By Mortz C. Ortigoza
I just saw an ugly public official with big
lips, protruding upper teeth, flat nose, big eye glasses, fat belly, and
crumpled dress. Those downsides could be exaggerated on a cartoon to attract
readers and amused them. But, hikbi, er, sigh, beginning last week I no longer
drew an illustration for our weekly newspaper's Northern Watch .
The editor-in-chief asked me and writers to add
another news article to spike the number of our news for our weekly
publication.
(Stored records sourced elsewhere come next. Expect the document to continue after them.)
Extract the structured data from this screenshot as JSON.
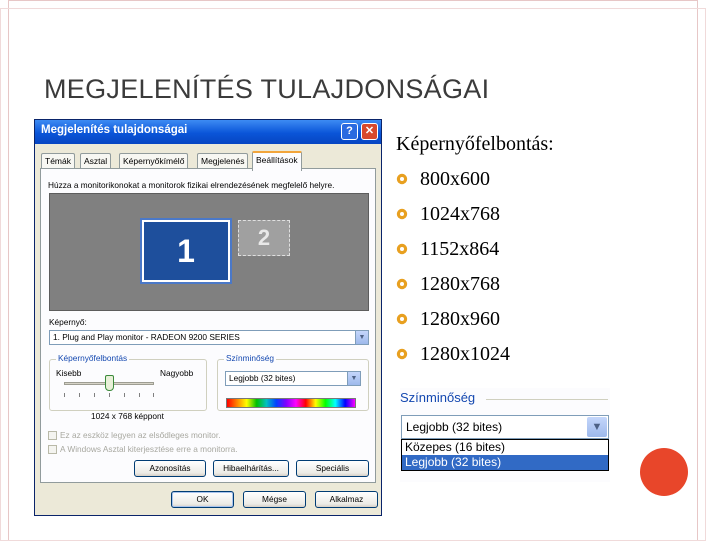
{
  "slide": {
    "title": "MEGJELENÍTÉS TULAJDONSÁGAI"
  },
  "dialog": {
    "title": "Megjelenítés tulajdonságai",
    "help_glyph": "?",
    "close_glyph": "✕",
    "tabs": [
      "Témák",
      "Asztal",
      "Képernyőkímélő",
      "Megjelenés",
      "Beállítások"
    ],
    "active_tab": "Beállítások",
    "instruction": "Húzza a monitorikonokat a monitorok fizikai elrendezésének megfelelő helyre.",
    "monitors": [
      "1",
      "2"
    ],
    "display_label": "Képernyő:",
    "display_value": "1. Plug and Play monitor - RADEON 9200 SERIES",
    "resolution": {
      "label": "Képernyőfelbontás",
      "less": "Kisebb",
      "more": "Nagyobb",
      "value": "1024 x 768 képpont",
      "slider_fraction": 0.5
    },
    "color_quality": {
      "label": "Színminőség",
      "value": "Legjobb (32 bites)"
    },
    "checkboxes": [
      "Ez az eszköz legyen az elsődleges monitor.",
      "A Windows Asztal kiterjesztése erre a monitorra."
    ],
    "buttons": [
      "Azonosítás",
      "Hibaelhárítás...",
      "Speciális"
    ],
    "footer_buttons": [
      "OK",
      "Mégse",
      "Alkalmaz"
    ]
  },
  "list": {
    "heading": "Képernyőfelbontás:",
    "items": [
      "800x600",
      "1024x768",
      "1152x864",
      "1280x768",
      "1280x960",
      "1280x1024"
    ],
    "bullet_color": "#e8a020"
  },
  "zoom_panel": {
    "label": "Színminőség",
    "selected": "Legjobb (32 bites)",
    "options": [
      "Közepes (16 bites)",
      "Legjobb (32 bites)"
    ]
  },
  "colors": {
    "accent_circle": "#e8462a",
    "xp_title": "#0a55d8",
    "selection": "#316ac5"
  }
}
Since I drew the political caricature for our editorial because
the real cartoonist left, I told her I’ll no longer make illustration since it
would add more man hours for my work as columnist and a daily radio
commentator.
My 26 cartoons in a row. |
For a stint of six months and two weeks, I had
passionately drawn cartoons. Drawing, son of a gun, was my childhood past time!
I got the ire of my elementary and high school
teachers then because when they became a bore with their teaching, I sketched
at my notebooks and my parents reprimanded me when most of these teachers
reported my actuation to them.
Ranan Lurie's cartoon. Lurie was the illustrator of U.S magazine's Newsweek. He influenced' my zeal to draw since my elementary grades |
"Beside, notebooks are expensive you just don't
draw on them," my mother angrily told me and that was in the late 1970s
and early 1980s where cheap notebooks from China ay hinde pa ata uso.